The GQA configuration of the underlying model matters for cost projection, and it varies substantially across models. A model with 32 KV heads instead of 8 carries 4× the KV cache footprint at equal context length, which translates directly to 4× fewer concurrent requests in memory and correspondingly higher cost per request served. When selecting between frontier models for a high-throughput deployment, KV head count is an infrastructure cost variable comparable to parameter count.

The choice between cloud inference APIs and self-hosted inference is also mediated by these dynamics. Cloud providers have already made the Flash Attention and PagedAttention investments, and their pricing incorporates the efficiency gains. Self-hosted deployments can use those same gains through vLLM or TensorRT-LLM, but require operational investment in serving infrastructure, GPU management, and careful configuration of memory utilization parameters. The right settings depend heavily on your request distribution, target latency, and available hardware. A system tuned for short-context, high-concurrency request patterns will be configured very differently from one handling infrequent long-context requests — and misconfiguration in either direction materially degrades the economics.


The Signal in the Hardware Roadmap

There is a straight line from the physics described in this episode to the direction of the GPU market. Infrastructure teams use roofline analysis (a visual performance model that identifies whether a workload is limited by compute or by memory bandwidth) to make purchasing decisions: if your workload is memory-bound, as LLM decode is, buy GPUs with more bandwidth. The H200 was not designed to be faster than the H100 at training — it uses the same compute die. The H200 upgrades the memory subsystem: 141 GB HBM3e versus 80 GB HBM3, with 4.8 TB/s versus 3.35 TB/s bandwidth, while compute is identical. NVIDIA announced the B200 with HBM3e at 8 TB/s — the bandwidth increases continue to outpace the compute increases, because the memory bandwidth wall is the binding constraint and everyone knows it.

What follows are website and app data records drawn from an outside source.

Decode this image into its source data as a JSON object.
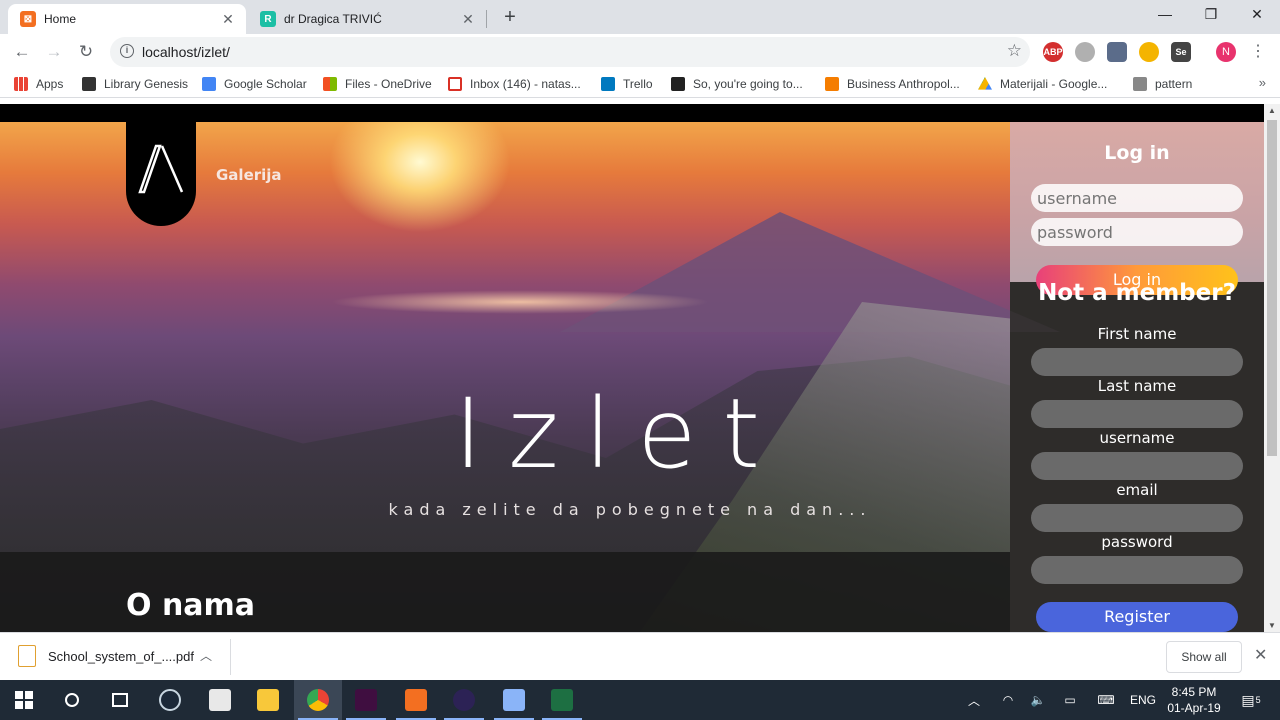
{
  "browser": {
    "tabs": [
      {
        "title": "Home",
        "favicon_color": "#f36f21",
        "active": true
      },
      {
        "title": "dr Dragica TRIVIĆ",
        "favicon_color": "#1cbfa5",
        "active": false
      }
    ],
    "url": "localhost/izlet/",
    "profile_initial": "N",
    "bookmarks": [
      {
        "label": "Apps",
        "icon_color": "#ea4335"
      },
      {
        "label": "Library Genesis",
        "icon_color": "#333333"
      },
      {
        "label": "Google Scholar",
        "icon_color": "#4285f4"
      },
      {
        "label": "Files - OneDrive",
        "icon_color": "#f25022"
      },
      {
        "label": "Inbox (146) - natas...",
        "icon_color": "#d93025"
      },
      {
        "label": "Trello",
        "icon_color": "#0079bf"
      },
      {
        "label": "So, you're going to...",
        "icon_color": "#222222"
      },
      {
        "label": "Business Anthropol...",
        "icon_color": "#f57d00"
      },
      {
        "label": "Materijali - Google...",
        "icon_color": "#0f9d58"
      },
      {
        "label": "pattern",
        "icon_color": "#888888"
      }
    ]
  },
  "page": {
    "nav_link": "Galerija",
    "hero_title": "Izlet",
    "hero_subtitle": "kada zelite da pobegnete na dan...",
    "about_title": "O nama",
    "login": {
      "title": "Log in",
      "username_placeholder": "username",
      "password_placeholder": "password",
      "button": "Log in"
    },
    "register": {
      "title": "Not a member?",
      "fields": [
        "First name",
        "Last name",
        "username",
        "email",
        "password"
      ],
      "button": "Register"
    }
  },
  "downloads": {
    "file": "School_system_of_....pdf",
    "show_all": "Show all"
  },
  "taskbar": {
    "time": "8:45 PM",
    "date": "01-Apr-19",
    "language": "ENG",
    "notifications": "5"
  }
}
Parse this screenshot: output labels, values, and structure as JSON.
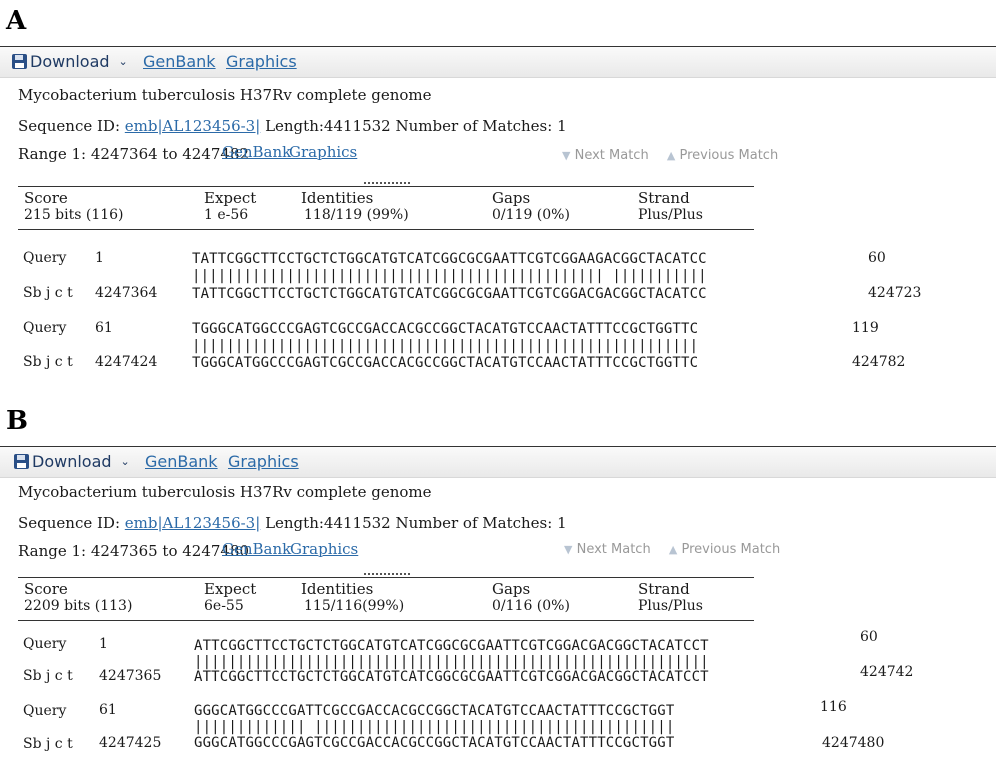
{
  "panels": [
    {
      "letter": "A",
      "toolbar": {
        "download": "Download",
        "genbank": "GenBank",
        "graphics": "Graphics"
      },
      "title": "Mycobacterium tuberculosis H37Rv complete genome",
      "sequence": {
        "id_label": "Sequence ID:",
        "id_link": "emb|AL123456-3|",
        "length": "Length:4411532",
        "matches": "Number of Matches: 1"
      },
      "range": {
        "text": "Range 1: 4247364 to 4247482",
        "genbank": "GenBank",
        "graphics": "Graphics"
      },
      "nav": {
        "next": "Next Match",
        "previous": "Previous Match"
      },
      "stats": {
        "headers": [
          "Score",
          "Expect",
          "Identities",
          "Gaps",
          "Strand"
        ],
        "values": [
          "215 bits (116)",
          "1 e-56",
          "118/119 (99%)",
          "0/119 (0%)",
          "Plus/Plus"
        ]
      },
      "alignment": [
        {
          "q_label": "Query",
          "q_start": "1",
          "q_seq": "TATTCGGCTTCCTGCTCTGGCATGTCATCGGCGCGAATTCGTCGGAAGACGGCTACATCC",
          "q_end": "60",
          "bars": "|||||||||||||||||||||||||||||||||||||||||||||||| |||||||||||",
          "s_label": "Sb j c t",
          "s_start": "4247364",
          "s_seq": "TATTCGGCTTCCTGCTCTGGCATGTCATCGGCGCGAATTCGTCGGACGACGGCTACATCC",
          "s_end": "424723"
        },
        {
          "q_label": "Query",
          "q_start": "61",
          "q_seq": "TGGGCATGGCCCGAGTCGCCGACCACGCCGGCTACATGTCCAACTATTTCCGCTGGTTC",
          "q_end": "119",
          "bars": "|||||||||||||||||||||||||||||||||||||||||||||||||||||||||||",
          "s_label": "Sb j c t",
          "s_start": "4247424",
          "s_seq": "TGGGCATGGCCCGAGTCGCCGACCACGCCGGCTACATGTCCAACTATTTCCGCTGGTTC",
          "s_end": "424782"
        }
      ]
    },
    {
      "letter": "B",
      "toolbar": {
        "download": "Download",
        "genbank": "GenBank",
        "graphics": "Graphics"
      },
      "title": "Mycobacterium tuberculosis H37Rv complete genome",
      "sequence": {
        "id_label": "Sequence ID:",
        "id_link": "emb|AL123456-3|",
        "length": "Length:4411532",
        "matches": "Number of Matches: 1"
      },
      "range": {
        "text": "Range 1: 4247365 to 4247480",
        "genbank": "GenBank",
        "graphics": "Graphics"
      },
      "nav": {
        "next": "Next Match",
        "previous": "Previous Match"
      },
      "stats": {
        "headers": [
          "Score",
          "Expect",
          "Identities",
          "Gaps",
          "Strand"
        ],
        "values": [
          "2209 bits (113)",
          "6e-55",
          "115/116(99%)",
          "0/116 (0%)",
          "Plus/Plus"
        ]
      },
      "alignment": [
        {
          "q_label": "Query",
          "q_start": "1",
          "q_seq": "ATTCGGCTTCCTGCTCTGGCATGTCATCGGCGCGAATTCGTCGGACGACGGCTACATCCT",
          "q_end": "60",
          "bars": "||||||||||||||||||||||||||||||||||||||||||||||||||||||||||||",
          "s_label": "Sb j c t",
          "s_start": "4247365",
          "s_seq": "ATTCGGCTTCCTGCTCTGGCATGTCATCGGCGCGAATTCGTCGGACGACGGCTACATCCT",
          "s_end": "424742"
        },
        {
          "q_label": "Query",
          "q_start": "61",
          "q_seq": "GGGCATGGCCCGATTCGCCGACCACGCCGGCTACATGTCCAACTATTTCCGCTGGT",
          "q_end": "116",
          "bars": "||||||||||||| ||||||||||||||||||||||||||||||||||||||||||",
          "s_label": "Sb j c t",
          "s_start": "4247425",
          "s_seq": "GGGCATGGCCCGAGTCGCCGACCACGCCGGCTACATGTCCAACTATTTCCGCTGGT",
          "s_end": "4247480"
        }
      ]
    }
  ]
}
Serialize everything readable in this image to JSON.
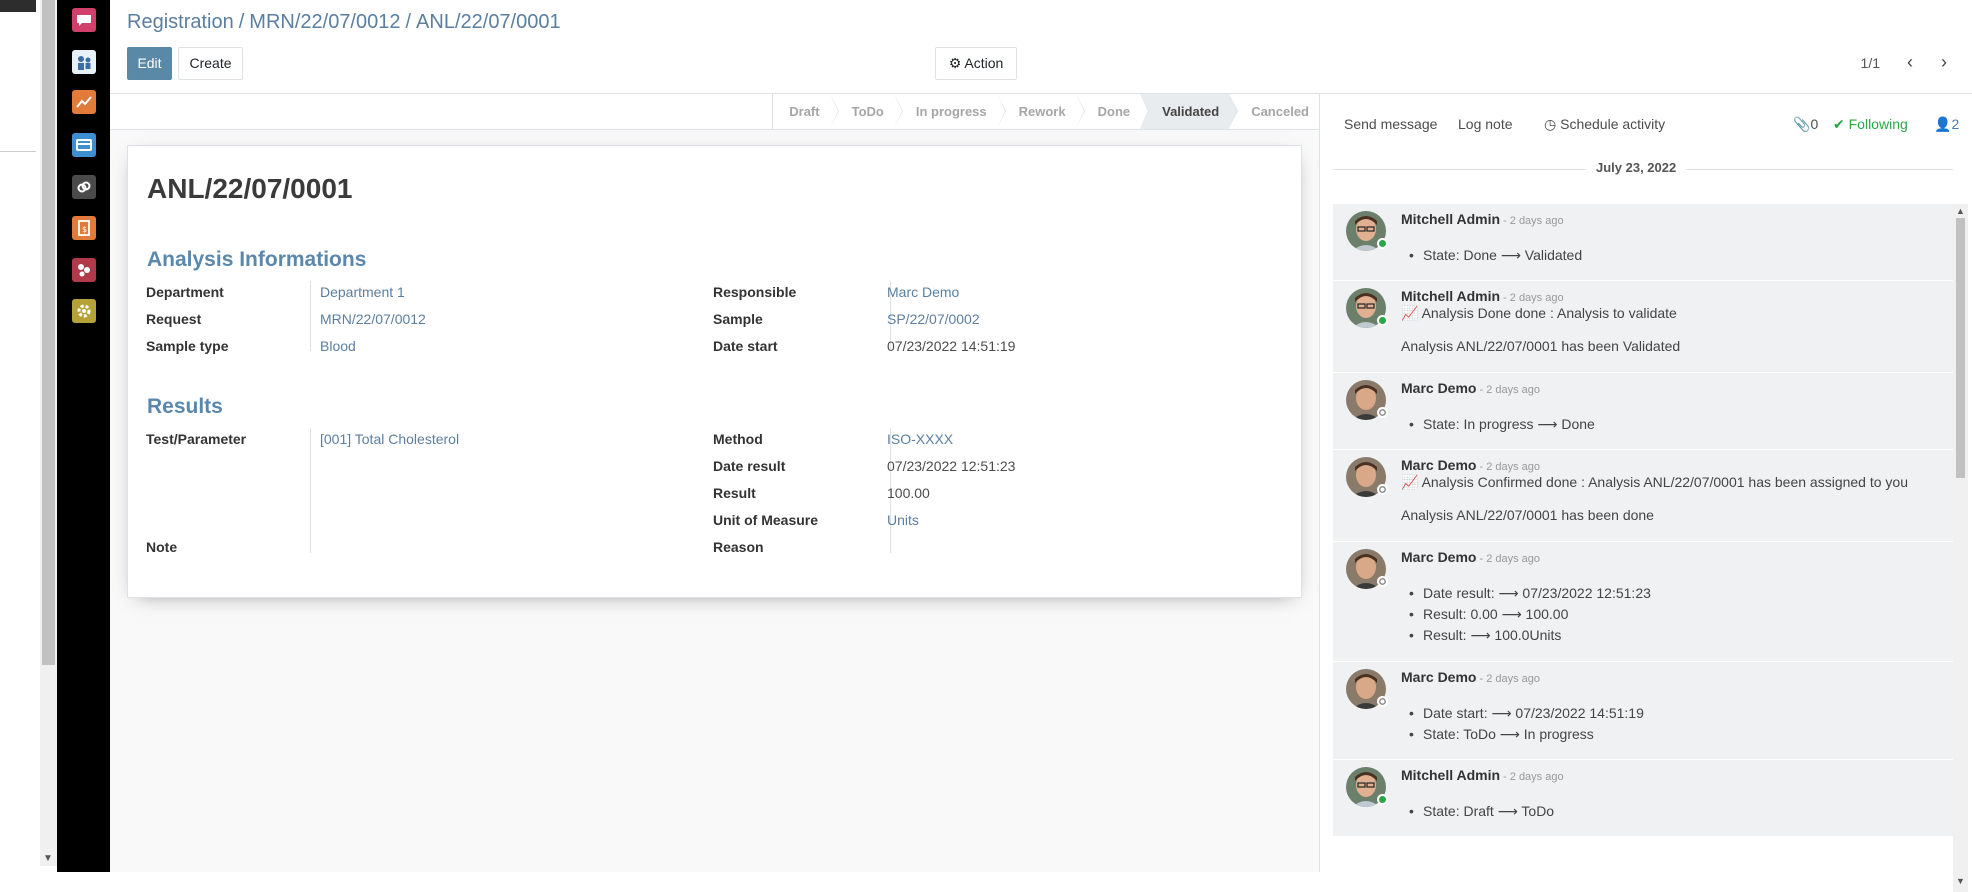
{
  "breadcrumb": {
    "items": [
      "Registration",
      "MRN/22/07/0012"
    ],
    "current": "ANL/22/07/0001",
    "sep": "/"
  },
  "buttons": {
    "edit": "Edit",
    "create": "Create",
    "action": "Action"
  },
  "pager": {
    "value": "1/1"
  },
  "stages": [
    "Draft",
    "ToDo",
    "In progress",
    "Rework",
    "Done",
    "Validated",
    "Canceled"
  ],
  "active_stage": "Validated",
  "record": {
    "name": "ANL/22/07/0001",
    "section1": "Analysis Informations",
    "section2": "Results",
    "fields": {
      "department": {
        "label": "Department",
        "value": "Department 1"
      },
      "request": {
        "label": "Request",
        "value": "MRN/22/07/0012"
      },
      "sample_type": {
        "label": "Sample type",
        "value": "Blood"
      },
      "responsible": {
        "label": "Responsible",
        "value": "Marc Demo"
      },
      "sample": {
        "label": "Sample",
        "value": "SP/22/07/0002"
      },
      "date_start": {
        "label": "Date start",
        "value": "07/23/2022 14:51:19"
      },
      "test": {
        "label": "Test/Parameter",
        "value": "[001] Total Cholesterol"
      },
      "note": {
        "label": "Note",
        "value": ""
      },
      "method": {
        "label": "Method",
        "value": "ISO-XXXX"
      },
      "date_result": {
        "label": "Date result",
        "value": "07/23/2022 12:51:23"
      },
      "result": {
        "label": "Result",
        "value": "100.00"
      },
      "uom": {
        "label": "Unit of Measure",
        "value": "Units"
      },
      "reason": {
        "label": "Reason",
        "value": ""
      }
    }
  },
  "chatter": {
    "send_message": "Send message",
    "log_note": "Log note",
    "schedule": "Schedule activity",
    "attachments": "0",
    "following": "Following",
    "followers": "2",
    "date": "July 23, 2022",
    "messages": [
      {
        "author": "Mitchell Admin",
        "ago": "- 2 days ago",
        "online": true,
        "lines": [],
        "items": [
          "State: Done ⟶ Validated"
        ]
      },
      {
        "author": "Mitchell Admin",
        "ago": "- 2 days ago",
        "online": true,
        "lines": [
          "Analysis Done done : Analysis to validate",
          "Analysis ANL/22/07/0001 has been Validated"
        ],
        "items": []
      },
      {
        "author": "Marc Demo",
        "ago": "- 2 days ago",
        "online": false,
        "lines": [],
        "items": [
          "State: In progress ⟶ Done"
        ]
      },
      {
        "author": "Marc Demo",
        "ago": "- 2 days ago",
        "online": false,
        "lines": [
          "Analysis Confirmed done : Analysis ANL/22/07/0001 has been assigned to you",
          "Analysis ANL/22/07/0001 has been done"
        ],
        "items": []
      },
      {
        "author": "Marc Demo",
        "ago": "- 2 days ago",
        "online": false,
        "lines": [],
        "items": [
          "Date result: ⟶ 07/23/2022 12:51:23",
          "Result: 0.00 ⟶ 100.00",
          "Result: ⟶ 100.0Units"
        ]
      },
      {
        "author": "Marc Demo",
        "ago": "- 2 days ago",
        "online": false,
        "lines": [],
        "items": [
          "Date start: ⟶ 07/23/2022 14:51:19",
          "State: ToDo ⟶ In progress"
        ]
      },
      {
        "author": "Mitchell Admin",
        "ago": "- 2 days ago",
        "online": true,
        "lines": [],
        "items": [
          "State: Draft ⟶ ToDo"
        ]
      }
    ]
  },
  "colors": {
    "primary": "#5a89a8",
    "link": "#5a7fa0",
    "following": "#28a745"
  },
  "appbar_icons": [
    "discuss-icon",
    "patients-icon",
    "reporting-icon",
    "billing-icon",
    "links-icon",
    "documents-icon",
    "lab-icon",
    "settings-icon"
  ]
}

Flash Attention and the KV cache innovations are responses to a physics problem that the hardware vendors are attacking from the other side. The memory hierarchy gap — the vast disparity between what GPUs can compute and how fast they can be fed data — has driven years of systems research, architectural changes, and hardware investment simultaneously. That convergence is not coincidental. It reflects a real constraint that is, in 2026, still not fully resolved.

The CAIO who understands this constraint can reason about it from first principles rather than benchmarks alone. When a vendor claims a new chip delivers 3× better inference performance, the right question is whether that improvement comes from compute throughput or memory bandwidth — because for most production LLM workloads, only one of those numbers moves the needle. When an engineering team proposes moving to a larger context window to avoid RAG complexity, the right question is what happens to per-token cost and TTFT at the tail of the request distribution, not what the average case looks like. When a model with strong benchmark numbers uses full multi-head attention rather than GQA, the right question is what that means for the KV cache footprint at the context lengths your application uses.

The bottleneck is not compute. It never was. The bottleneck is the speed of the road between where the data sits and where the arithmetic happens — and every architecture decision you make for a production AI system will eventually resolve to some implication of that fact.